Cette philosophie sociale était ce qu’on avait entendu de plus élevé dans cette réunion sur la galerie. Il était tard ; les visiteurs prirent congé ; l’amoureux embrassa sa blonde, et il accompagna ces messieurs jusqu’au croisement des chemins où il se dirigea vers sa demeure.

V


Les jours passaient vite, et les semaines aussi à Ste-Agathe. Chaque dimanche, les Desautels se partageaient entre les différentes messes ; Ste-Agathe, pays de villégiature, fournit à l’église assez de paroissiens, durant la belle saison, pour justifier une série de messes comme dans les grandes villes.

Dès les premiers jours, Paul Demers n’avait pas manqué de faire une visite à Monsieur le Curé. C’était un prêtre de haute distinction ; dans les milieux ecclésiastiques, son nom avait circulé à plusieurs reprises parmi ceux qu’on désignait pour l’épiscopat. Il avait fait plusieurs voyages en Europe, et il se tenait au courant des affaires de France, surtout des affaires religieuses ; il avait vite reconnu, en Monsieur Demers, un de ces jeunes champions de la cause catholique qui sont toujours à la peine, sinon à l’honneur, dans la nation qui s’est appelée longtemps « la fille aînée de l’Église. »

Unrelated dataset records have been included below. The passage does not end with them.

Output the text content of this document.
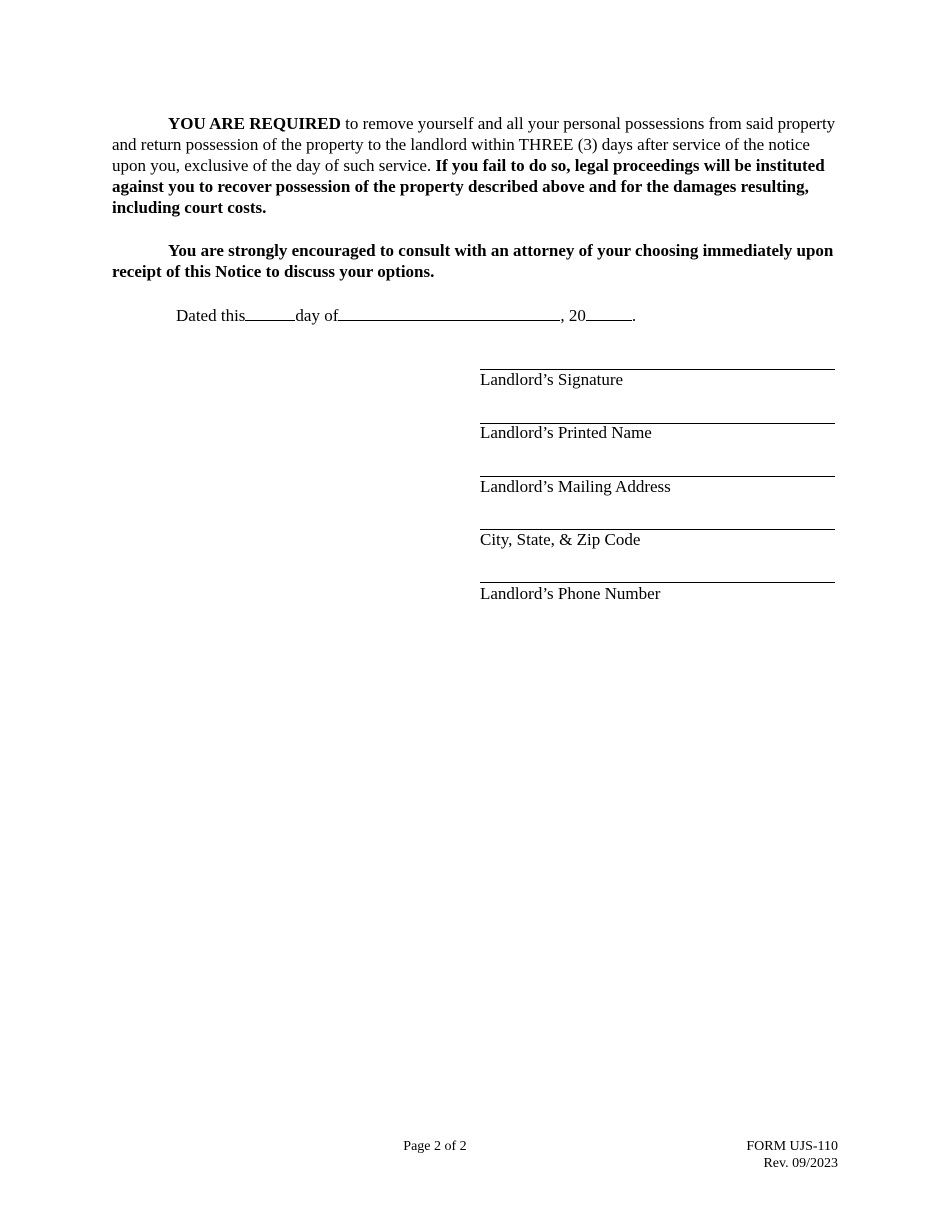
YOU ARE REQUIRED to remove yourself and all your personal possessions from said property and return possession of the property to the landlord within THREE (3) days after service of the notice upon you, exclusive of the day of such service. If you fail to do so, legal proceedings will be instituted against you to recover possession of the property described above and for the damages resulting, including court costs.

You are strongly encouraged to consult with an attorney of your choosing immediately upon receipt of this Notice to discuss your options.

Dated this	day of	, 20	.
Landlord’s Signature
Landlord’s Printed Name
Landlord’s Mailing Address
City, State, & Zip Code
Landlord’s Phone Number
Page 2 of 2	FORM UJS-110
Rev. 09/2023
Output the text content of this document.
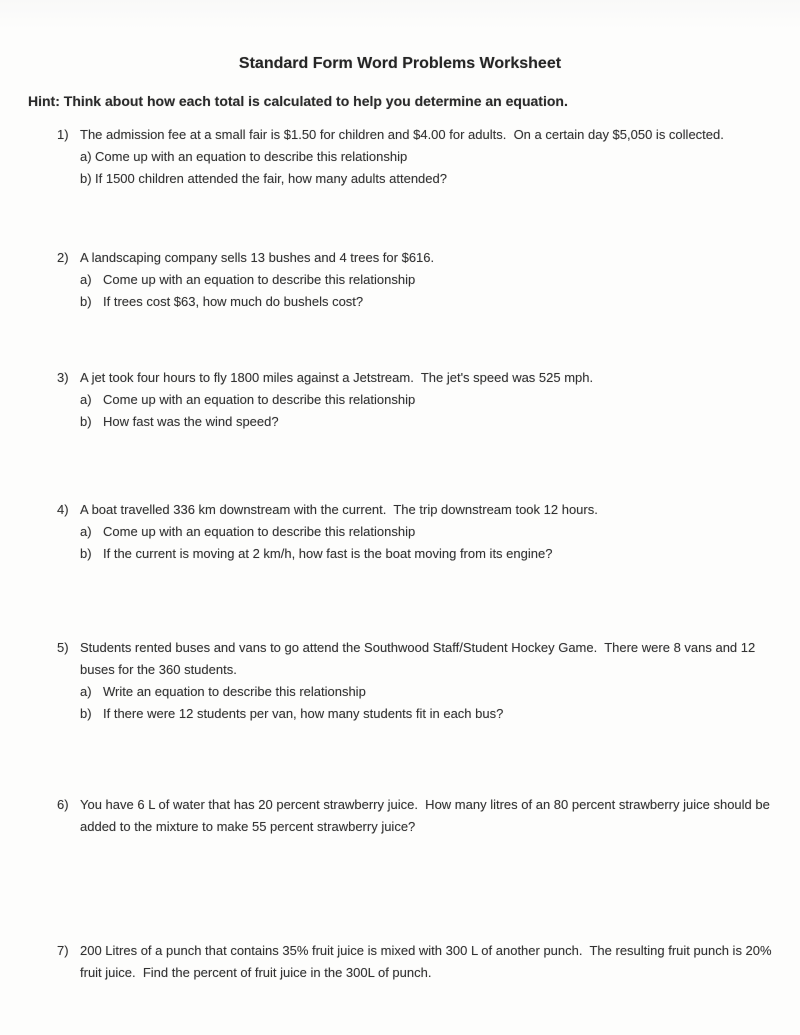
Standard Form Word Problems Worksheet
Hint: Think about how each total is calculated to help you determine an equation.
1) The admission fee at a small fair is $1.50 for children and $4.00 for adults.  On a certain day $5,050 is collected.
a) Come up with an equation to describe this relationship
b) If 1500 children attended the fair, how many adults attended?
2) A landscaping company sells 13 bushes and 4 trees for $616.
a) Come up with an equation to describe this relationship
b) If trees cost $63, how much do bushels cost?
3) A jet took four hours to fly 1800 miles against a Jetstream.  The jet's speed was 525 mph.
a) Come up with an equation to describe this relationship
b) How fast was the wind speed?
4) A boat travelled 336 km downstream with the current.  The trip downstream took 12 hours.
a) Come up with an equation to describe this relationship
b) If the current is moving at 2 km/h, how fast is the boat moving from its engine?
5) Students rented buses and vans to go attend the Southwood Staff/Student Hockey Game.  There were 8 vans and 12 buses for the 360 students.
a) Write an equation to describe this relationship
b) If there were 12 students per van, how many students fit in each bus?
6) You have 6 L of water that has 20 percent strawberry juice.  How many litres of an 80 percent strawberry juice should be added to the mixture to make 55 percent strawberry juice?
7) 200 Litres of a punch that contains 35% fruit juice is mixed with 300 L of another punch.  The resulting fruit punch is 20% fruit juice.  Find the percent of fruit juice in the 300L of punch.
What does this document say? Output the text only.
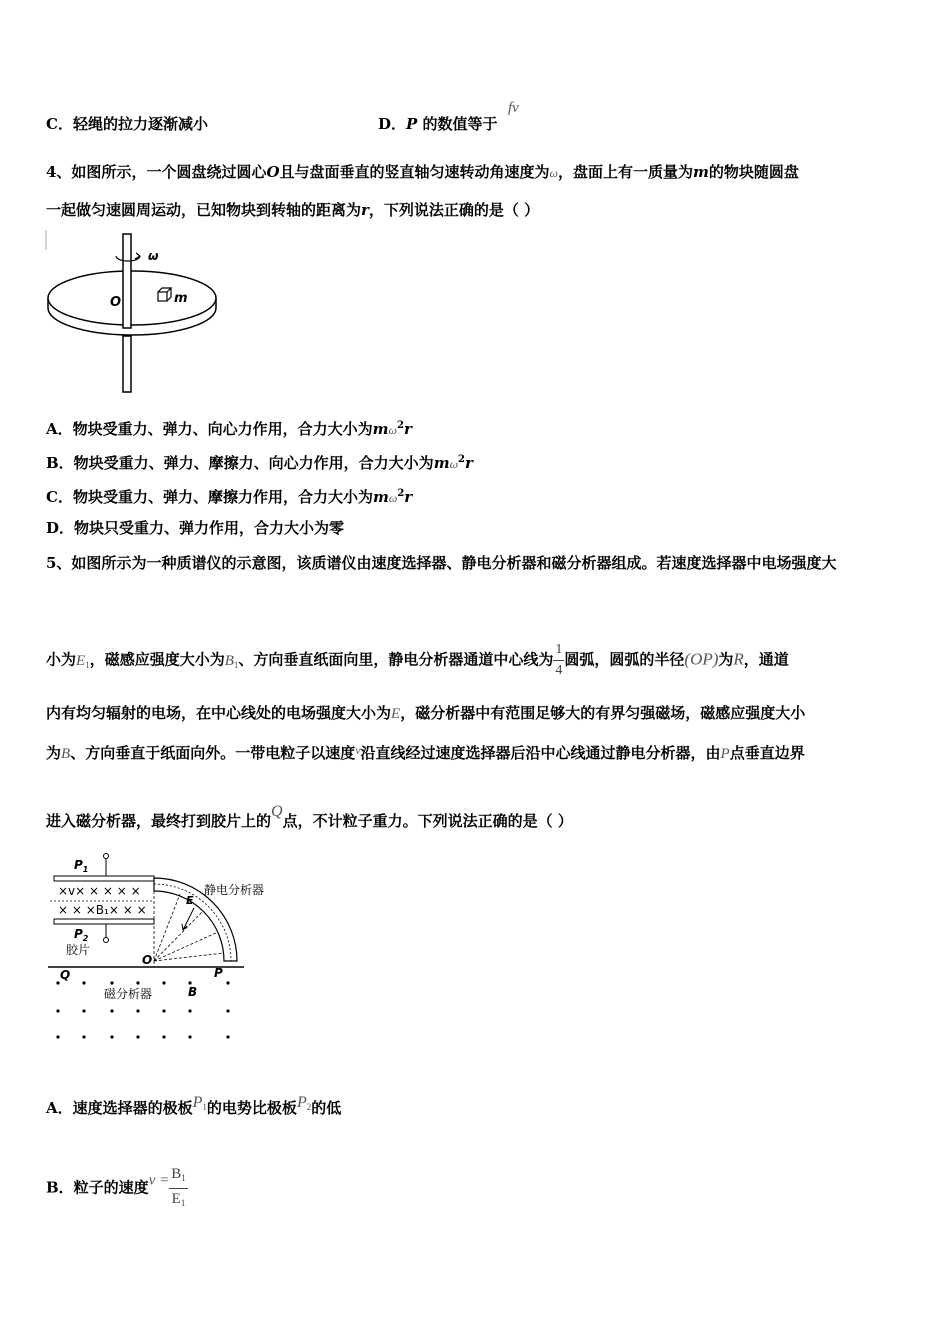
C．轻绳的拉力逐渐减小	D．P 的数值等于
fv
4、如图所示，一个圆盘绕过圆心O且与盘面垂直的竖直轴匀速转动角速度为ω，盘面上有一质量为m的物块随圆盘
一起做匀速圆周运动，已知物块到转轴的距离为r，下列说法正确的是（ ）
ω
O	m
A．物块受重力、弹力、向心力作用，合力大小为$m\omega^2r$
B．物块受重力、弹力、摩擦力、向心力作用，合力大小为$m\omega^2r$
C．物块受重力、弹力、摩擦力作用，合力大小为$m\omega^2r$
D．物块只受重力、弹力作用，合力大小为零
5、如图所示为一种质谱仪的示意图，该质谱仪由速度选择器、静电分析器和磁分析器组成。若速度选择器中电场强度大
小为$E_1$，磁感应强度大小为$B_1$、方向垂直纸面向里，静电分析器通道中心线为 $\frac{1}{4}$ 圆弧，圆弧的半径(OP)为R，通道
内有均匀辐射的电场，在中心线处的电场强度大小为E，磁分析器中有范围足够大的有界匀强磁场，磁感应强度大小
为B、方向垂直于纸面向外。一带电粒子以速度$^v$沿直线经过速度选择器后沿中心线通过静电分析器，由P点垂直边界
进入磁分析器，最终打到胶片上的Q点，不计粒子重力。下列说法正确的是（ ）
$P_1$
×v× × × × ×
× × ×B₁× × ×
$P_2$
胶片
E
静电分析器
O
P
Q
磁分析器	B
A．速度选择器的极板$P_1$的电势比极板$P_2$的低
B．粒子的速度$v = \frac{B_1}{E_1}$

« Vous trouverez à Montréal, avait-il dit au jeune homme, presque toutes les organisations et les œuvres religieuses qui existent à Paris : syndicats, mutualités, Jeunesse Catholique, Sociétés de St-Vincent de Paul, et autres associations locales conformes à nos besoins, qui sont nombreux. Car, avait-il ajouté, si notre peuple conserve encore sa Foi intacte, sa morale est attaquée. Il faut surveiller nos avant-postes. L’ennemi nous guette. À l’occasion, Monsieur Demers, vous pourrez collaborer à nos œuvres de défense, puisque vous allez être des nôtres pour longtemps ; si ce n’est pas trop égoïste, nous souhaitons, nous, que ce soit pour toujours. Quoi qu’il en soit, les Desautels sont mes meilleurs amis ; je me permets de vous considérer comme faisant partie dorénavant de cette chrétienne famille. »

Le distingué pasteur disait vrai : Paul Demers se sentait si choyé, si entouré, qu’il ne s’était jamais cru, au même degré, l’enfant de la maison ; il revivait les jours où il se trouvait jadis parmi les siens, à Dunkerque. Sa santé s’améliorait à vue d’œil ; ses joues pâles reprenaient du sang. Chaque fois qu’il semblait triste, Mademoiselle Yvonne, devenue comme son ange gardien, restait fidèle aux promesses faites sur le lac et inventait toujours quelque nouveau stratagème, pour le distraire et l’obliger à sortir de ses trop profondes méditations.